Seeding Health Education and Literacy for Health Equity (SHELHE)

Principal Investigator: Gen Meredith

Public & Ecosystem Health
Sponsor: USDA (USDA-NIFA)
Grant Number: 2023-46100-41101
Title: Seeding Health Education and Literacy for Health Equity (SHELHE)
Project Amount: $349,931
Project Period: September 2023 to August 2026

DESCRIPTION (provided by applicant): 

New York State has a large rural and socially vulnerable population. Age-adjusted mortality rates are 20% higher for rural Americans, influenced by the social and structural determinants of health: lower education rates, higher poverty rates; limited access to health insurance, health care, and public health services; food deserts; and transportation barriers. To achieve health equity, rural communities need improved use of resources to prevent disease and reduce harm. This can be achieved when community capacities are leveraged for shared impact, facilitated by community-based public health workers via embedded, sustainable, culturally relevant programming. We propose a sustainable solution with cooperative extension offices at the core.


In rural New York communities, cooperative extension office staff are trusted leaders who provide services, support education, and facilitate rural development. Many extension offices work to support the determinants of health, but staff are not fully equipped to engage in “public health” initiatives. We aim to change that.

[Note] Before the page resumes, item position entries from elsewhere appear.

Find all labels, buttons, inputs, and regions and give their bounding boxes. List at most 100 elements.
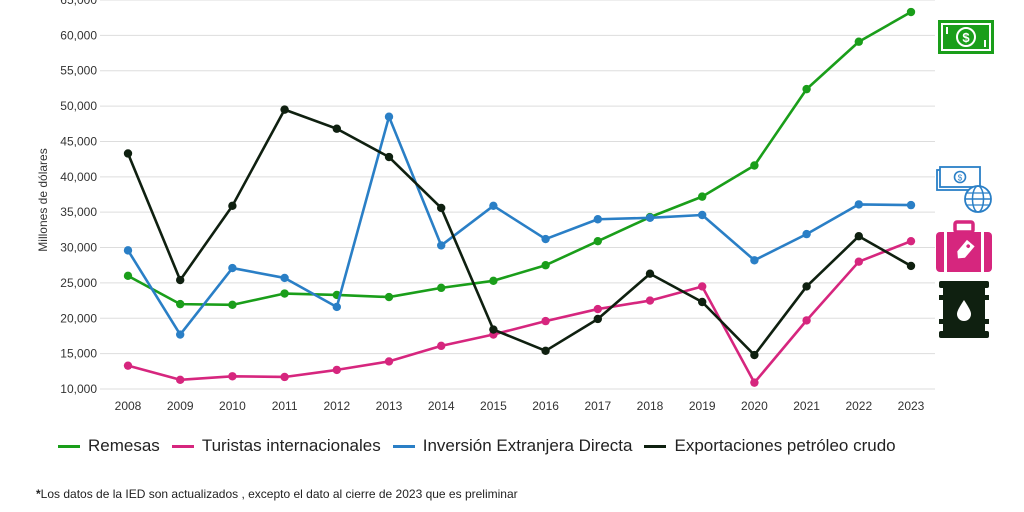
data-point [750,378,759,387]
data-point [750,161,759,170]
legend-item: Remesas [58,436,160,456]
data-point [228,201,237,211]
data-point [906,261,916,271]
data-point [802,282,811,291]
data-point [280,273,289,283]
data-point [332,365,341,375]
data-point [176,375,185,385]
y-tick-label: 45,000 [60,134,97,148]
series-line [127,10,912,307]
series-1 [123,236,916,387]
y-tick-label: 20,000 [60,311,97,325]
y-axis-label: Millones de dólares [36,148,50,251]
legend-item: Exportaciones petróleo crudo [644,436,896,456]
data-point [384,292,394,302]
x-tick-label: 2014 [428,399,455,413]
footnote-asterisk: * [36,487,41,501]
data-point [593,236,602,246]
legend-swatch [644,444,667,448]
data-point [906,200,916,210]
x-tick-label: 2011 [272,399,298,413]
series-line [126,108,912,357]
data-point [176,275,185,285]
x-tick-label: 2010 [219,399,246,413]
data-point [541,316,550,326]
x-tick-label: 2022 [845,399,872,413]
data-point [228,300,237,310]
y-tick-label: 55,000 [60,64,97,78]
data-point [437,283,446,293]
x-tick-label: 2018 [637,399,664,413]
svg-text:$: $ [962,30,970,45]
legend-label: Inversión Extranjera Directa [422,436,633,455]
data-point [332,124,341,133]
x-tick-labels: 2008 2009 2010 2011 2012 2013 2014 2015 2016 2017… [115,399,925,413]
x-tick-label: 2019 [689,399,716,413]
data-point [906,7,916,17]
data-point [280,289,289,298]
y-tick-label: 35,000 [60,205,97,219]
data-point [176,299,185,309]
data-point [437,241,446,250]
legend-swatch [392,444,415,448]
series-line [126,115,912,336]
series-group [123,7,916,387]
data-point [645,296,655,305]
money-bill-icon: $ [938,20,994,54]
data-point [489,276,498,285]
series-line [127,239,912,384]
x-tick-label: 2008 [115,399,142,413]
x-tick-label: 2012 [323,399,350,413]
y-tick-labels: 10,000 15,000 20,000 25,000 30,000 35,000 40,0… [60,0,97,396]
data-point [332,302,341,312]
legend-swatch [171,444,194,448]
y-tick-label: 15,000 [60,347,97,361]
data-point [802,316,811,325]
y-tick-label: 25,000 [60,276,97,290]
y-tick-label: 30,000 [60,241,97,255]
data-point [176,330,185,339]
x-tick-label: 2015 [480,399,507,413]
series-0 [123,7,916,310]
data-point [384,112,394,121]
x-tick-label: 2016 [532,399,559,413]
data-point [854,37,863,46]
gridlines [100,0,935,390]
data-point [228,372,237,381]
data-point [645,213,655,223]
data-point [123,271,133,281]
series-2 [123,112,916,339]
data-point [123,149,133,158]
y-tick-label: 50,000 [60,99,97,113]
x-tick-label: 2009 [167,399,194,413]
data-point [802,84,811,94]
legend-label: Remesas [88,436,160,455]
data-point [541,261,550,270]
data-point [489,325,498,334]
data-point [437,203,446,213]
x-tick-label: 2013 [376,399,403,413]
data-point [802,229,811,239]
y-tick-label: 40,000 [60,170,97,184]
data-point [906,236,916,246]
data-point [750,256,759,265]
legend-swatch [58,444,80,448]
data-point [750,350,759,360]
svg-text:$: $ [958,174,963,183]
data-point [437,341,446,351]
footnote-text: Los datos de la IED son actualizados , e… [40,487,518,501]
data-point [698,210,707,220]
data-point [489,201,498,211]
oil-barrel-icon [939,281,989,338]
legend-item: Inversión Extranjera Directa [392,436,633,456]
footnote: *Los datos de la IED son actualizados , … [36,487,518,501]
data-point [854,200,863,209]
y-tick-label: 65,000 [60,0,97,7]
data-point [384,357,394,366]
data-point [698,192,707,201]
data-point [280,105,289,114]
data-point [593,314,602,324]
data-point [593,215,602,224]
data-point [698,282,707,291]
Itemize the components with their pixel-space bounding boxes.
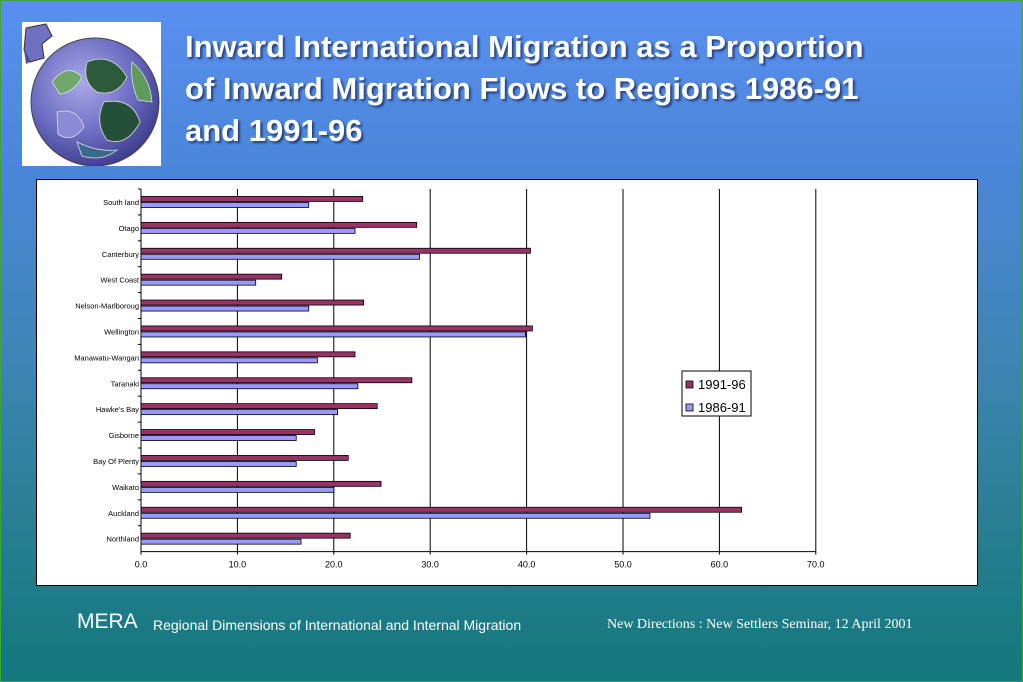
bar-1986-91 <box>140 279 257 286</box>
legend-swatch <box>685 403 694 412</box>
bar-1991-96 <box>140 196 364 202</box>
bar-1991-96 <box>140 325 533 332</box>
bar-1991-96 <box>140 247 531 254</box>
category-label: Auckland <box>108 509 139 518</box>
category-label: Canterbury <box>102 250 139 259</box>
category-label: Otago <box>119 224 139 233</box>
x-tick-label: 30.0 <box>421 560 439 570</box>
bar-1986-91 <box>140 486 335 493</box>
title-line-3: and 1991-96 <box>185 113 363 148</box>
x-tick-label: 60.0 <box>711 560 729 570</box>
x-tick-label: 10.0 <box>229 560 247 570</box>
legend-label: 1986-91 <box>698 400 746 415</box>
bar-1986-91 <box>140 435 297 441</box>
bar-1991-96 <box>140 429 315 435</box>
bar-1986-91 <box>140 357 318 364</box>
x-tick-label: 40.0 <box>518 560 536 570</box>
category-label: Nelson-Marlboroug <box>75 302 139 311</box>
footer-brand: MERA <box>77 610 138 633</box>
category-label: Manawatu-Wangan <box>74 353 139 362</box>
category-label: Northland <box>106 535 139 544</box>
bar-1991-96 <box>140 532 351 539</box>
bar-1986-91 <box>140 331 527 338</box>
bar-1986-91 <box>140 409 339 416</box>
category-label: South land <box>103 198 139 207</box>
bar-1986-91 <box>140 305 310 312</box>
chart-area: South land Otago Canterbury West Coast Nelso… <box>36 179 978 586</box>
bar-1986-91 <box>140 227 356 234</box>
footer-subtitle: Regional Dimensions of International and… <box>153 617 522 633</box>
legend-label: 1991-96 <box>698 377 746 392</box>
bar-1991-96 <box>140 403 378 410</box>
logo <box>22 22 161 167</box>
bar-1991-96 <box>140 299 365 306</box>
bar-1991-96 <box>140 480 382 487</box>
title-line-2: of Inward Migration Flows to Regions 198… <box>185 71 859 106</box>
x-tick-label: 70.0 <box>807 560 825 570</box>
bar-1986-91 <box>140 512 651 519</box>
bar-chart: South land Otago Canterbury West Coast Nelso… <box>74 188 825 570</box>
footer-event: New Directions : New Settlers Seminar, 1… <box>607 617 913 632</box>
bar-1986-91 <box>140 253 420 260</box>
slide-title: Inward International Migration as a Prop… <box>185 26 985 152</box>
bar-1986-91 <box>140 202 310 208</box>
category-label: Bay Of Plenty <box>93 457 139 466</box>
title-line-1: Inward International Migration as a Prop… <box>185 29 864 64</box>
bar-1991-96 <box>140 377 413 384</box>
globe-puzzle-icon <box>23 23 160 167</box>
x-tick-label: 20.0 <box>325 560 343 570</box>
category-label: Waikato <box>112 483 139 492</box>
bar-1986-91 <box>140 383 359 390</box>
bar-1991-96 <box>140 273 283 280</box>
legend-swatch <box>685 380 694 389</box>
legend-box <box>681 370 752 417</box>
category-label: Taranaki <box>111 379 140 388</box>
bar-1986-91 <box>140 461 297 467</box>
x-tick-label: 0.0 <box>135 560 148 570</box>
x-tick-label: 50.0 <box>614 560 632 570</box>
bar-1991-96 <box>140 455 349 461</box>
category-label: Gisborne <box>109 431 139 440</box>
category-label: Hawke's Bay <box>96 405 139 414</box>
bar-1986-91 <box>140 538 302 545</box>
bar-1991-96 <box>140 506 742 513</box>
category-label: Wellington <box>104 327 139 336</box>
category-label: West Coast <box>100 276 140 285</box>
bar-1991-96 <box>140 221 418 228</box>
bar-1991-96 <box>140 351 356 358</box>
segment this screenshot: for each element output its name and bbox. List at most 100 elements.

We will use active distance-learning to achieve four project objectives. Using the Public Health Essentials Training we will (1) build public health competence (health literacy) among inter-professional cooperative extension teams, helping develop their ‘public health identities’; (2) facilitate development of coordinated public health improvement plans linked to existing county priorities; and (3) support planning to augment extension programming to reach underserved communities using seed-grants. Using developmental evaluation and outcomes evaluation, we will (4) monitor and improve processes to achieve program impacts: increased use of health promotion programs that support community health, wellbeing, and quality of life.